Haksızlıklar karşısında sessizlik, adalete ihanettir
Adaleti savunmak, haksızlıklar karşısında susmamayı gerektirir. Haksızlık karşısında sessiz kalan bir toplum, adaletin tesis edilemediği bir devleti besler. Devletin bekasını gerçekten önemseyenler, yapılan haksızlıkları açıkça dile getirip bu yanlışların giderilmesi için kararlılıkla mücadele etmelidir. Adaletin sesi ne kadar gür çıkarsa, devletin meşruiyeti ve toplumsal düzeni o kadar sağlam temellere oturur.
Devletin bekası, adaletten ayrı düşünülemez. Devleti kutsal bir varlık olarak görüp haksızlıkları meşrulaştırmak, uzun vadede toplumsal huzursuzluklara ve meşruiyet krizine yol açar. Devletin rehberi bir ideoloji ya da dini anlayış değil, adaletin evrensel erdemleri olmalıdır. Bu yaklaşım, hem bireylerin haklarını koruyacak hem de toplumsal barışı ve devletin devamlılığını güvence altına alacaktır.
Adalet, bir devletin temel taşıdır. Bu taş yerinden oynadığında, devletin bekası yalnızca bir hayalden ibaret kalır.

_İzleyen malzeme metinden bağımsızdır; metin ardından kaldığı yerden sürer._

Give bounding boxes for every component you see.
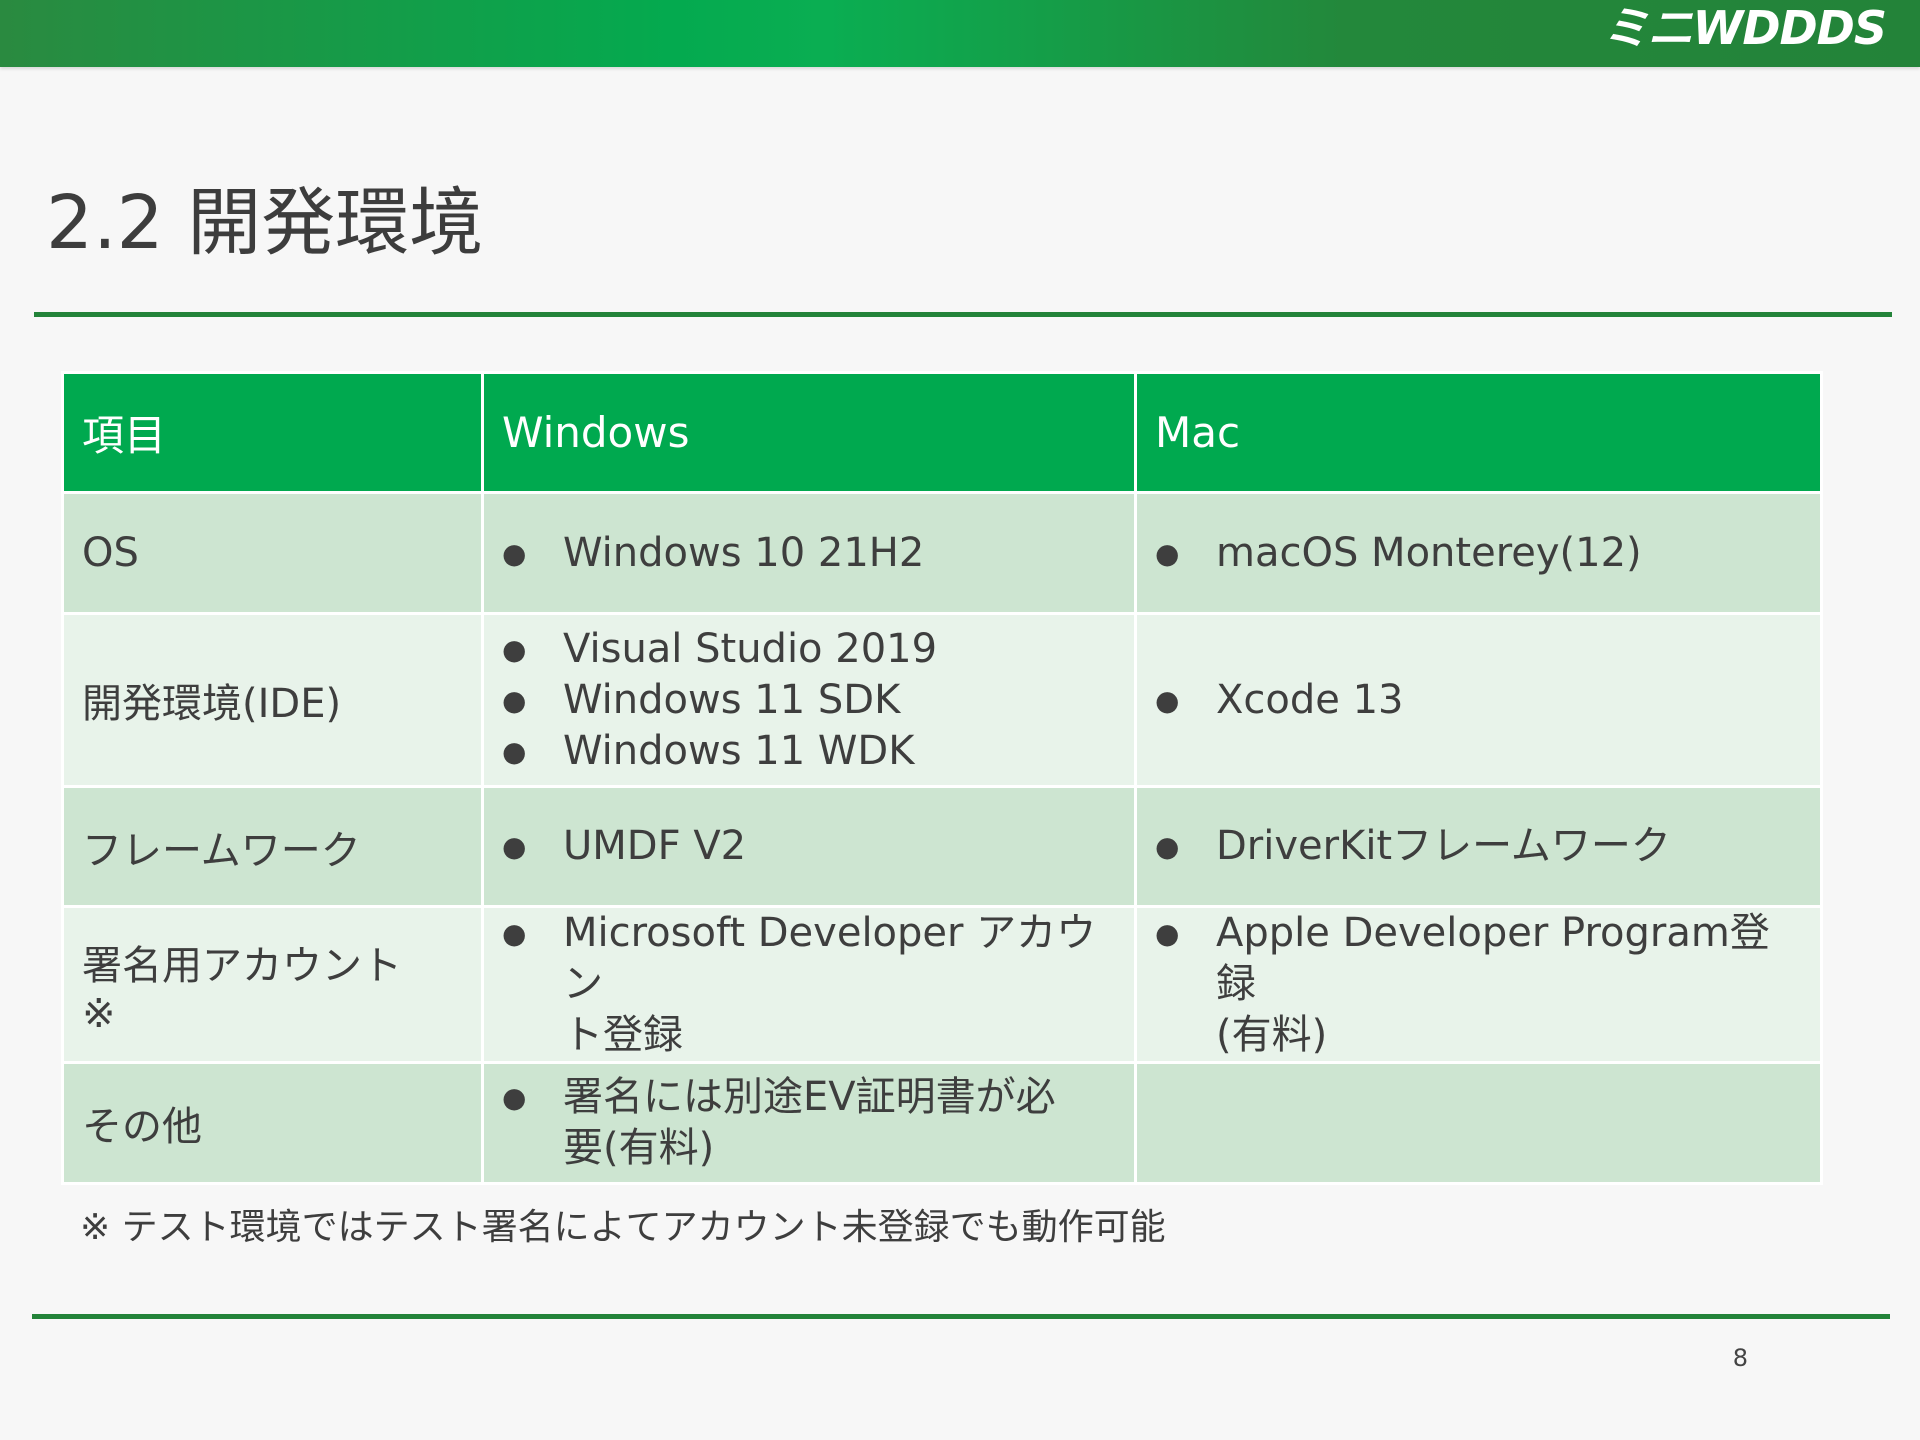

Dolayısıyla, adalet için konuşmak, mücadele etmek ve gerektiğinde devleti eleştirmek, aslında devleti yaşatmanın en etkili yoludur.
Yeni yılın, hak, hukuk ve adaletin teminat altına alındığı, özgürlüklerin korunduğu ve toplumsal barışın güçlendiği bir yıl olmasını dileriz. 2025, herkes için eşitlik, adalet ve dayanışmanın yılı olsun. Mutlu yıllar!